Read This Before You Do Anything I Suggest
The “I’m Just a Bloke on the Internet” Clause
Let’s be perfectly clear about something. I am not a doctor. I am not a nutritionist, a physiotherapist, or a biochemical engineer. I don’t even own a white lab coat, and if I did, I’d probably just spill coffee down the front of it.
I am simply a man of a certain vintage who spent a significant portion of his life being somewhat more “substantial” than he ought to have been. This website, and everything on it, is a record of my personal quest to shed the spare tire without losing my mind in the process. It is, for all intents and purposes, a collection of stories, observations, and mid-afternoon grumbles intended for your entertainment.
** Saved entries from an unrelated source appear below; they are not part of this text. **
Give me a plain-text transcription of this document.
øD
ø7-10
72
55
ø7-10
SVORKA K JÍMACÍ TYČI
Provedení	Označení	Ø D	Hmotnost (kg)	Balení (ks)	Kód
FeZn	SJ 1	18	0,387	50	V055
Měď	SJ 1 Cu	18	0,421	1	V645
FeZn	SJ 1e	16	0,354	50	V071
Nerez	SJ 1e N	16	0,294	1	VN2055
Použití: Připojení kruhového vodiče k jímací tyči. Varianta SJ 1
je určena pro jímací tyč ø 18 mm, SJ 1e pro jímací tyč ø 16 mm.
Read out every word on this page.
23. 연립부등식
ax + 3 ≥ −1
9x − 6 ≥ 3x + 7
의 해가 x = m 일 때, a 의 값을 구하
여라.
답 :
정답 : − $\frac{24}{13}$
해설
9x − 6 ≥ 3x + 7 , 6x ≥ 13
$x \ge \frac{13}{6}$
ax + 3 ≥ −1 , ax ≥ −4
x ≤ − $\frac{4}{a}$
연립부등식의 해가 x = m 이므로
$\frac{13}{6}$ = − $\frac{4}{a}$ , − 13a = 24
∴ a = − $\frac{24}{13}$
The Boring (But Vital) Legal Bit
The content found on TheFastingHabit.com—including text, graphics, images, and other material—is for informational and entertainment purposes only. It is not intended to be a substitute for professional medical advice, diagnosis, or treatment.
- Consult a Professional: Always seek the advice of your physician or another qualified health provider with any questions you may have regarding a medical condition.
- Don’t Ignore the Experts: Never disregard professional medical advice or delay in seeking it because of something you have read on this website.
- The Risk is Yours: If you choose to stop eating for periods of time or change your lifestyle based on my anecdotal ramblings, you do so entirely at your own risk.
A Note on Common Sense
If you have a heart condition, type 1 diabetes, or you’re currently recovering from a skirmish with a rogue lawnmower, for heaven’s sake, talk to a professional before you start fasting. I’m just an old guy who wants to fit into a pair of trousers I bought in 2004. My success (or failure) is not a blueprint for your biological makeup.
In short:
Listen to the person with the stethoscope, not just the grumpy guy with the keyboard.